German Cancer Research Center (DKFZ) Heidelberg, Division of Intelligent Medical Systems, Heidelberg, Germany.
German Cancer Research Center (DKFZ) Heidelberg, HI Helmholtz Imaging, Heidelberg, Germany.
Nat Methods. 2024 Feb;21(2):195-212. doi: 10.1038/s41592-023-02151-z. Epub 2024 Feb 12.

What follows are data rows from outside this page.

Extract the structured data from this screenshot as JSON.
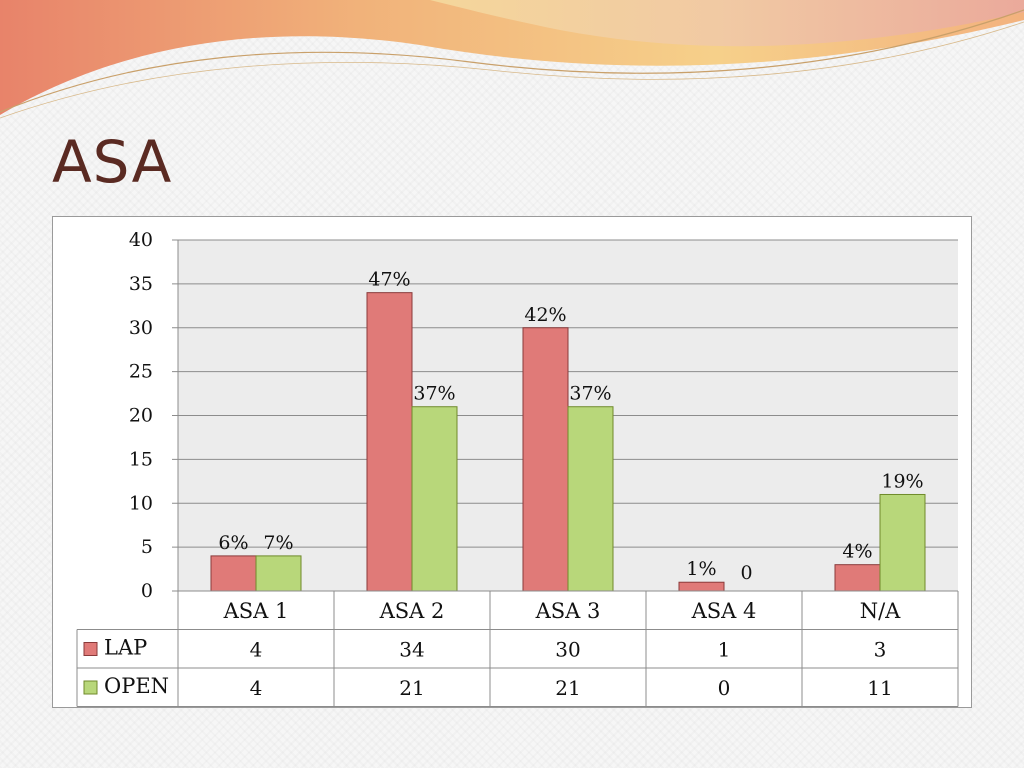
{
  "slide": {
    "title": "ASA"
  },
  "colors": {
    "lap": "#e07a78",
    "open": "#b8d77a",
    "lap_stroke": "#8a3a3a",
    "open_stroke": "#6f8a2a",
    "title": "#5a2a22"
  },
  "chart_data": {
    "type": "bar",
    "title": "",
    "xlabel": "",
    "ylabel": "",
    "ylim": [
      0,
      40
    ],
    "yticks": [
      "0",
      "5",
      "10",
      "15",
      "20",
      "25",
      "30",
      "35",
      "40"
    ],
    "categories": [
      "ASA 1",
      "ASA 2",
      "ASA 3",
      "ASA 4",
      "N/A"
    ],
    "grid": true,
    "legend": "data-table-left",
    "series": [
      {
        "name": "LAP",
        "values": [
          4,
          34,
          30,
          1,
          3
        ],
        "labels": [
          "6%",
          "47%",
          "42%",
          "1%",
          "4%"
        ],
        "table": [
          "4",
          "34",
          "30",
          "1",
          "3"
        ]
      },
      {
        "name": "OPEN",
        "values": [
          4,
          21,
          21,
          0,
          11
        ],
        "labels": [
          "7%",
          "37%",
          "37%",
          "0",
          "19%"
        ],
        "table": [
          "4",
          "21",
          "21",
          "0",
          "11"
        ]
      }
    ]
  }
}
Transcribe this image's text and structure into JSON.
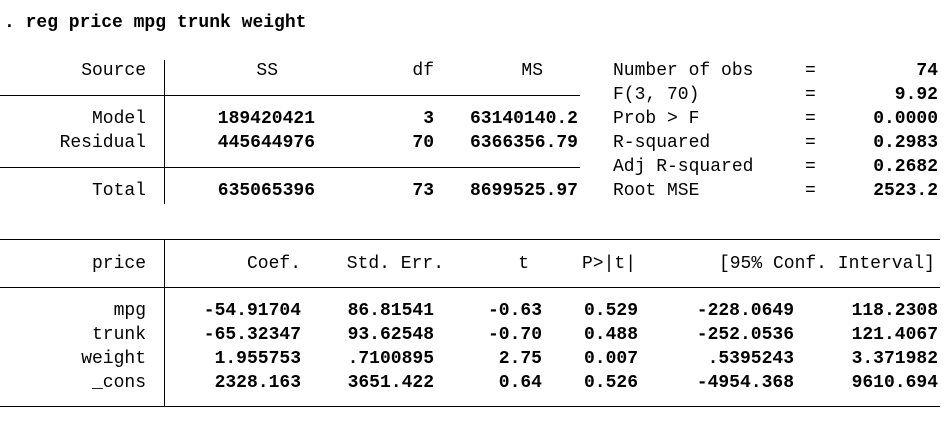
{
  "command": ". reg price mpg trunk weight",
  "anova": {
    "headers": {
      "source": "Source",
      "ss": "SS",
      "df": "df",
      "ms": "MS"
    },
    "rows": [
      {
        "source": "Model",
        "ss": "189420421",
        "df": "3",
        "ms": "63140140.2"
      },
      {
        "source": "Residual",
        "ss": "445644976",
        "df": "70",
        "ms": "6366356.79"
      }
    ],
    "total": {
      "source": "Total",
      "ss": "635065396",
      "df": "73",
      "ms": "8699525.97"
    }
  },
  "stats": [
    {
      "label": "Number of obs",
      "eq": "=",
      "value": "74"
    },
    {
      "label": "F(3, 70)",
      "eq": "=",
      "value": "9.92"
    },
    {
      "label": "Prob > F",
      "eq": "=",
      "value": "0.0000"
    },
    {
      "label": "R-squared",
      "eq": "=",
      "value": "0.2983"
    },
    {
      "label": "Adj R-squared",
      "eq": "=",
      "value": "0.2682"
    },
    {
      "label": "Root MSE",
      "eq": "=",
      "value": "2523.2"
    }
  ],
  "coef": {
    "headers": {
      "var": "price",
      "coef": "Coef.",
      "se": "Std. Err.",
      "t": "t",
      "p": "P>|t|",
      "ci": "[95% Conf. Interval]"
    },
    "rows": [
      {
        "var": "mpg",
        "coef": "-54.91704",
        "se": "86.81541",
        "t": "-0.63",
        "p": "0.529",
        "lo": "-228.0649",
        "hi": "118.2308"
      },
      {
        "var": "trunk",
        "coef": "-65.32347",
        "se": "93.62548",
        "t": "-0.70",
        "p": "0.488",
        "lo": "-252.0536",
        "hi": "121.4067"
      },
      {
        "var": "weight",
        "coef": "1.955753",
        "se": ".7100895",
        "t": "2.75",
        "p": "0.007",
        "lo": ".5395243",
        "hi": "3.371982"
      },
      {
        "var": "_cons",
        "coef": "2328.163",
        "se": "3651.422",
        "t": "0.64",
        "p": "0.526",
        "lo": "-4954.368",
        "hi": "9610.694"
      }
    ]
  }
}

Increasing evidence shows that flaws in machine learning (ML) algorithm validation are an underestimated global problem. In biomedical image analysis, chosen performance metrics often do not reflect the domain interest, and thus fail to adequately measure scientific progress and hinder translation of ML techniques into practice. To overcome this, we created Metrics Reloaded, a comprehensive framework guiding researchers in the problem-aware selection of metrics. Developed by a large international consortium in a multistage Delphi process, it is based on the novel concept of a problem fingerprint-a structured representation of the given problem that captures all aspects that are relevant for metric selection, from the domain interest to the properties of the target structure(s), dataset and algorithm output. On the basis of the problem fingerprint, users are guided through the process of choosing and applying appropriate validation metrics while being made aware of potential pitfalls. Metrics Reloaded targets image analysis problems that can be interpreted as classification tasks at image, object or pixel level, namely image-level classification, object detection, semantic segmentation and instance segmentation tasks. To improve the user experience, we implemented the framework in the Metrics Reloaded online tool. Following the convergence of ML methodology across application domains, Metrics Reloaded fosters the convergence of validation methodology. Its applicability is demonstrated for various biomedical use cases.
越来越多的证据表明,机器学习 (ML) 算法验证中的缺陷是一个被低估的全球性问题。在生物医学图像分析中,所选的性能指标往往不能反映领域兴趣,因此无法充分衡量科学进展,并阻碍 ML 技术向实践的转化。为了克服这一问题,我们创建了 Metrics Reloaded,这是一个全面的框架,指导研究人员在问题意识的基础上选择指标。它由一个大型国际联盟在多阶段 Delphi 过程中开发,基于问题指纹的新概念,即给定问题的结构化表示,它捕获了与指标选择相关的所有方面,从领域兴趣到目标结构的属性、数据集和算法输出。基于问题指纹,用户可以在选择和应用适当的验证指标时得到指导,同时意识到潜在的陷阱。Metrics Reloaded 针对可以在图像、对象或像素级别解释为分类任务的图像分析问题,即图像级分类、对象检测、语义分割和实例分割任务。为了提高用户体验,我们在 Metrics Reloaded 在线工具中实现了该框架。随着 ML 方法在应用领域的融合,Metrics Reloaded 促进了验证方法的融合。它在各种生物医学用例中得到了应用。